Jaguar Land Rover is set to establish itself as one of the world’s leading makers of electric vehicles by converting its historic Castle Bromwich plant into a specialist EV production centre.
According to sources, three new pure-electric models will be rolling off the production lines by the end of next year to join the existing electric Jaguar I-Pace in showrooms.
The move is part of a major £1 billion investment in both Castle Bromwich and JLR’s factory in Solihull. Both are set to be massively overhauled in preparation for the British manufacturer’s new Modular Longitudinal Architecture (MLA) platform.
Despite relatively poor sales last year (the company sold 161,601 units, down 10% on the 2018), Jaguar is also getting a significant boost in the form of two new flagship models.
JLR has already confirmed that the replacement for the Jaguar XJ luxury saloon will be a battery-electric model. However, it’s understood that Castle Bromwich will also produce two more vehicles, both crossovers. Land Rover’s upcoming ‘Road Rover’ will be sold as a pure EV, while the new Jaguar J-Pace flagship will also be built at the plant as an EV.
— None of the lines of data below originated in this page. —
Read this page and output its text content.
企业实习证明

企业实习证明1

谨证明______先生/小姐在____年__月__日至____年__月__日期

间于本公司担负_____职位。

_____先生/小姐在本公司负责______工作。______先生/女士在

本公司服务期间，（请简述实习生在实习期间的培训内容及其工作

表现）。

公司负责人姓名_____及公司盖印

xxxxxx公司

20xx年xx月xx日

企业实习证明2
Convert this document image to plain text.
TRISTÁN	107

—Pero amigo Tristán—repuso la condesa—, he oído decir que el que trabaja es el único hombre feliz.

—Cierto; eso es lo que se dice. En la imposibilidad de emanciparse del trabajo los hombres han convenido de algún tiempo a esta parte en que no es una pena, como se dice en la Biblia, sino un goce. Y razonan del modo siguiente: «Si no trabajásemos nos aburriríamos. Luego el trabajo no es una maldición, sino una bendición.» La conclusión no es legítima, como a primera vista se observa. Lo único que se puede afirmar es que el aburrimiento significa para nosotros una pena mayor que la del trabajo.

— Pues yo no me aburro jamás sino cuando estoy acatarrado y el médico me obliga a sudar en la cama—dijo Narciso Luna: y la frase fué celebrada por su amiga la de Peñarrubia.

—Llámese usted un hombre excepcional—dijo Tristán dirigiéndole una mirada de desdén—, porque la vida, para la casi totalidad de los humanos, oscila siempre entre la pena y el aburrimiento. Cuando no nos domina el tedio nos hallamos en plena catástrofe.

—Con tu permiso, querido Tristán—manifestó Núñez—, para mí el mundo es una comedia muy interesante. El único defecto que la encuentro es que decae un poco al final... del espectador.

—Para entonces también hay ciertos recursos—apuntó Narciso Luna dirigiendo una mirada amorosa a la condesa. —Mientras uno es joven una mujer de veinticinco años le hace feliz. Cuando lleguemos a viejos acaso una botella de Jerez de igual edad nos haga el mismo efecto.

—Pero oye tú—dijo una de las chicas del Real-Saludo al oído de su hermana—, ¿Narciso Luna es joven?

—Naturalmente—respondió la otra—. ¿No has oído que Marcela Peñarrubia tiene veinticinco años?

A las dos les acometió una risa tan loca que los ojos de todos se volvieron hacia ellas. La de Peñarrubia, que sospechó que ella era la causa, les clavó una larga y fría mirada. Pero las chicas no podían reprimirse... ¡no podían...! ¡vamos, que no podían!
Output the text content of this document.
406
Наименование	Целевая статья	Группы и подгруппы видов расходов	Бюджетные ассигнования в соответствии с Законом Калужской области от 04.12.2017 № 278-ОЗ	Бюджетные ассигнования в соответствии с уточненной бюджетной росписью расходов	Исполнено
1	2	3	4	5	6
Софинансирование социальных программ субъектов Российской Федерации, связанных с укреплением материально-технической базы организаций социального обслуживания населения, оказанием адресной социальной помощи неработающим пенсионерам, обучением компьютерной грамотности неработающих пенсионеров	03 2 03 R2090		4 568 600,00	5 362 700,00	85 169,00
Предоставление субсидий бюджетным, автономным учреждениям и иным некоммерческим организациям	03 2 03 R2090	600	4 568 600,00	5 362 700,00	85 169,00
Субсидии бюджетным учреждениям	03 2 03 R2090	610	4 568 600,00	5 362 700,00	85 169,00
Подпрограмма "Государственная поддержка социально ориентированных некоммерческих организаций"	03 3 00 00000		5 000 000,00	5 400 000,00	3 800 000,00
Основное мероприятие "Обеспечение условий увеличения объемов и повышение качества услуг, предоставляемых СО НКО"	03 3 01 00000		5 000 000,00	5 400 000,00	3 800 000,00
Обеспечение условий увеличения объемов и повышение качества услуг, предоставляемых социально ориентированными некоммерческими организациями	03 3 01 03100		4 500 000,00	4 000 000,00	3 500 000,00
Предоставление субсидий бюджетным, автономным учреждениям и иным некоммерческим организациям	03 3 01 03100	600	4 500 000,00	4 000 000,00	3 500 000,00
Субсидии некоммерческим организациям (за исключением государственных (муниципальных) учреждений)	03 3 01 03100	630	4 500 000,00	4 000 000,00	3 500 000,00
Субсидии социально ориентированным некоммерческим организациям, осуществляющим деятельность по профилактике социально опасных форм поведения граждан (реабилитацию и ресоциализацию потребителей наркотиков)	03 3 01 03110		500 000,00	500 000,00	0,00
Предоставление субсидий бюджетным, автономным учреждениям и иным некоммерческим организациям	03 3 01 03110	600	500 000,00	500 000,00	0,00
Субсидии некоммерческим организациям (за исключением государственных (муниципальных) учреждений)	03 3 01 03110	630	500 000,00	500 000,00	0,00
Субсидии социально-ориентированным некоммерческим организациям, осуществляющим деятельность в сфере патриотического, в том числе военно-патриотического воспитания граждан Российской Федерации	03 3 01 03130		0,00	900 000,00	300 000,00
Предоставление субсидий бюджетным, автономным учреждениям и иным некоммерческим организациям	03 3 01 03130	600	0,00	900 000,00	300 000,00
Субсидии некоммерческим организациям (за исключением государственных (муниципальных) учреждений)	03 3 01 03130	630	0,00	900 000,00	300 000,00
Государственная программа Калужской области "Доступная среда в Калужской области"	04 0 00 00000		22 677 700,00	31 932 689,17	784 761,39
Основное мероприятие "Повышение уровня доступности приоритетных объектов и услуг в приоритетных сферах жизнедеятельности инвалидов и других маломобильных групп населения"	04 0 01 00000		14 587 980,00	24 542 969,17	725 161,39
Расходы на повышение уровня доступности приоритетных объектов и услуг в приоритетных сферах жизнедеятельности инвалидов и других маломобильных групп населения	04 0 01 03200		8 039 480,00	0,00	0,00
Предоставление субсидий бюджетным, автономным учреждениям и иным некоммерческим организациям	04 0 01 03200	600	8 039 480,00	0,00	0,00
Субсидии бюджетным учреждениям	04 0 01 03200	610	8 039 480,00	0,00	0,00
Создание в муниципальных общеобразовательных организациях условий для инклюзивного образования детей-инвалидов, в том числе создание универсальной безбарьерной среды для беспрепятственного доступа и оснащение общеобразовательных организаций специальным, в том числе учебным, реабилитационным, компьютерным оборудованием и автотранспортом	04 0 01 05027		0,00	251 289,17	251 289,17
All three new models are based on the MLA platform, which can be configured with three different types of drivetrain: battery-electric, plug-in hybrid and conventional internal combustion engine.
Insiders say the I-Pace will continue to be built on its unique platform in Austria and have a “normal lifespan”.
The MLA underpinnings will also be used for the next-generation Range Rover and Range Rover Sport, as well as the Discovery 6. It’s expected the majority of each of those models will be sold as plug-in hybrids as increasingly stringent global CO2 regulations continue to bite.
The new XJ’s production design is expected to be unveiled towards the end of this year, before the first examples roll out of Castle Bromwich in spring 2021.
Julian Thomson, Jaguar’s new director of design, revealed earlier this year that the car wouldn’t be benchmarked against established luxury saloons.